Aftermath of the South Dakota Northern Plains spring storm
CAMP CROOK, S.D. – South Dakota ranchers have been immersed in challenges in the past two years with drought conditions. With the recent snowstorm, ranchers are weathering yet another challenge during a crucial time of year – calving season.
While livestock producers are desperate for the moisture with more than half the state in severe drought conditions, the snow and the wind have been a battle for producers that are still calving.
North Western South Dakota, South Western North Dakota and Eastern Montana seem to have been near the bullseye of the April blizzard, with reports of 16″ – 20″ of snow, along with wind gusts up to 61 mph in the area that has caused severe drifting and white-out conditions.
Such extremes in weather can cause lasting damage to calves and bury livestock in snow drifts. In these weather conditions, a newborn calf can only survive approximately 15 minutes before hypothermia sets in and freezes to death. The weather with temperature fluctuations also impacts the health of all livestock with the potential of causing respiratory issues.
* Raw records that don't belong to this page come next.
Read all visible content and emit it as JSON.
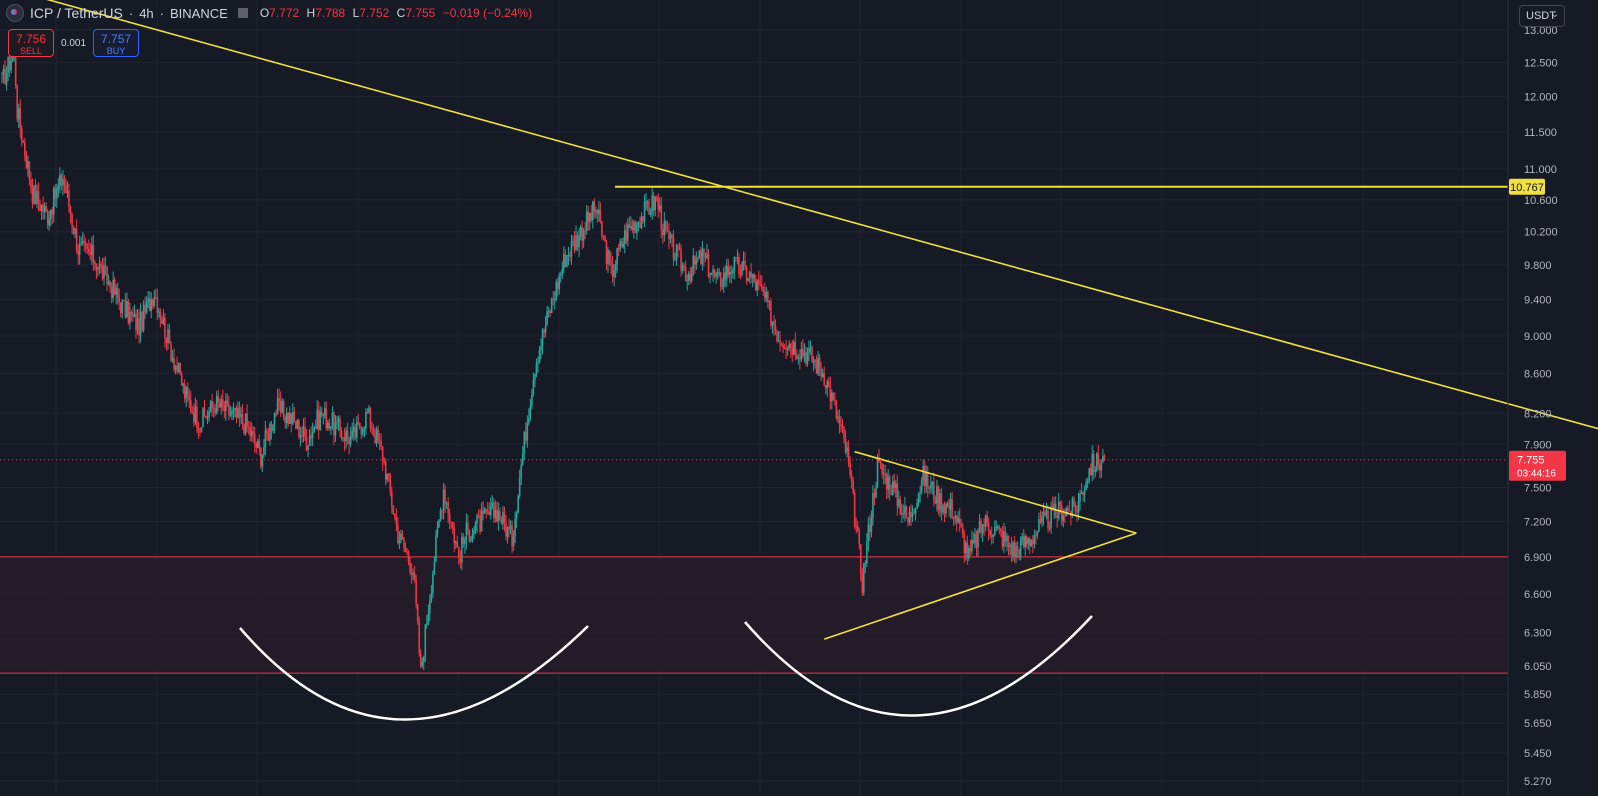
{
  "header": {
    "symbol": "ICP / TetherUS",
    "interval": "4h",
    "exchange": "BINANCE",
    "separator": "·",
    "ohlc": {
      "o_label": "O",
      "o": "7.772",
      "h_label": "H",
      "h": "7.788",
      "l_label": "L",
      "l": "7.752",
      "c_label": "C",
      "c": "7.755",
      "change": "−0.019 (−0.24%)"
    }
  },
  "trade": {
    "sell_price": "7.756",
    "sell_label": "SELL",
    "spread": "0.001",
    "buy_price": "7.757",
    "buy_label": "BUY"
  },
  "currency": {
    "label": "USDT",
    "chevron": "⌄"
  },
  "price_labels": {
    "current_price": "7.755",
    "countdown": "03:44:16",
    "level": "10.767"
  },
  "colors": {
    "background": "#161a25",
    "up": "#26a69a",
    "down": "#f23645",
    "trendline": "#f0e040",
    "zone_fill": "#2a1c2a",
    "zone_border": "#f23645",
    "arc": "#ffffff"
  },
  "chart_data": {
    "type": "candlestick",
    "y_scale": "log",
    "ylim": [
      5.2,
      13.3
    ],
    "y_ticks": [
      "13.000",
      "12.500",
      "12.000",
      "11.500",
      "11.000",
      "10.600",
      "10.200",
      "9.800",
      "9.400",
      "9.000",
      "8.600",
      "8.200",
      "7.900",
      "7.500",
      "7.200",
      "6.900",
      "6.600",
      "6.300",
      "6.050",
      "5.850",
      "5.650",
      "5.450",
      "5.270"
    ],
    "y_tick_values": [
      13.0,
      12.5,
      12.0,
      11.5,
      11.0,
      10.6,
      10.2,
      9.8,
      9.4,
      9.0,
      8.6,
      8.2,
      7.9,
      7.5,
      7.2,
      6.9,
      6.6,
      6.3,
      6.05,
      5.85,
      5.65,
      5.45,
      5.27
    ],
    "candle_count": 365,
    "series": [
      {
        "close_path": [
          [
            0,
            12.2
          ],
          [
            8,
            12.7
          ],
          [
            10,
            11.8
          ],
          [
            20,
            10.7
          ],
          [
            30,
            10.4
          ],
          [
            40,
            10.9
          ],
          [
            50,
            10.0
          ],
          [
            60,
            9.9
          ],
          [
            70,
            9.6
          ],
          [
            80,
            9.3
          ],
          [
            90,
            9.1
          ],
          [
            100,
            9.5
          ],
          [
            110,
            8.9
          ],
          [
            120,
            8.4
          ],
          [
            130,
            8.1
          ],
          [
            140,
            8.3
          ],
          [
            150,
            8.2
          ],
          [
            160,
            8.1
          ],
          [
            170,
            7.8
          ],
          [
            180,
            8.25
          ],
          [
            190,
            8.15
          ],
          [
            200,
            7.95
          ],
          [
            210,
            8.2
          ],
          [
            220,
            8.05
          ],
          [
            230,
            7.95
          ],
          [
            240,
            8.2
          ],
          [
            250,
            7.8
          ],
          [
            260,
            7.1
          ],
          [
            270,
            6.8
          ],
          [
            275,
            6.0
          ],
          [
            282,
            6.7
          ],
          [
            290,
            7.5
          ],
          [
            300,
            6.9
          ],
          [
            305,
            7.1
          ],
          [
            315,
            7.2
          ],
          [
            325,
            7.3
          ],
          [
            335,
            7.05
          ],
          [
            340,
            7.6
          ],
          [
            350,
            8.7
          ],
          [
            360,
            9.3
          ],
          [
            370,
            9.9
          ],
          [
            380,
            10.2
          ],
          [
            390,
            10.5
          ],
          [
            400,
            9.7
          ],
          [
            410,
            10.2
          ],
          [
            420,
            10.4
          ],
          [
            430,
            10.6
          ],
          [
            435,
            10.2
          ],
          [
            440,
            10.0
          ],
          [
            450,
            9.7
          ],
          [
            460,
            9.9
          ],
          [
            470,
            9.6
          ],
          [
            480,
            9.8
          ],
          [
            490,
            9.7
          ],
          [
            500,
            9.45
          ],
          [
            510,
            9.0
          ],
          [
            520,
            8.9
          ],
          [
            530,
            8.8
          ],
          [
            540,
            8.6
          ],
          [
            548,
            8.2
          ],
          [
            555,
            7.8
          ],
          [
            565,
            6.7
          ],
          [
            575,
            7.7
          ],
          [
            585,
            7.5
          ],
          [
            595,
            7.2
          ],
          [
            605,
            7.6
          ],
          [
            615,
            7.4
          ],
          [
            625,
            7.3
          ],
          [
            635,
            6.9
          ],
          [
            645,
            7.2
          ],
          [
            655,
            7.1
          ],
          [
            665,
            6.95
          ],
          [
            675,
            7.05
          ],
          [
            685,
            7.2
          ],
          [
            695,
            7.3
          ],
          [
            705,
            7.3
          ],
          [
            715,
            7.7
          ],
          [
            724,
            7.755
          ]
        ]
      }
    ],
    "horizontal_level": 10.767,
    "current_price": 7.755,
    "support_zone": [
      6.0,
      6.9
    ],
    "trendlines": [
      {
        "name": "descending-resistance",
        "from": [
          0,
          13.7
        ],
        "to": [
          1598,
          8.05
        ]
      },
      {
        "name": "triangle-upper",
        "from": [
          560,
          7.83
        ],
        "to": [
          745,
          7.1
        ]
      },
      {
        "name": "triangle-lower",
        "from": [
          540,
          6.25
        ],
        "to": [
          745,
          7.1
        ]
      }
    ],
    "annotations": [
      "rounded-bottom-left",
      "rounded-bottom-right"
    ]
  }
}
Kimberly and her husband Pro Rodeo Cowboy Jesse Bail ranch near Camp Crook. They report getting 16″ of snow from the storm.
“Monday we brought in all the cows that had not calved and we fed the pairs in the draws or near stockades. Since then the wind and snow blew so bad you couldn’t make it out to check on the pairs,” said Kimberly Bail.
Video courtesy of the Bail Ranch.
“Today is finally a day we can rescue animals, the winds have slowed so it is no longer a whiteout,” said Bail. “These poor colts left their shelter to go eat hay and the wind swirled drifts taller than they are around them and trapping them at the hay all night.”
“Today we have some calves buried in snow and cows and calves that went with the wind into pastures they weren’t supposed to be in,” said Bail who reports finding three dead calves. “This poor guy was buried and we could hardly tell he was there.”
The last time this area saw a spring storm this severe was in 1997, when Harding County ranchers were using snowmobiles to check pairs. With blizzard conditions, tractors sometimes aren’t enough to get the job done, gelling up or by getting stuck in deep drifts.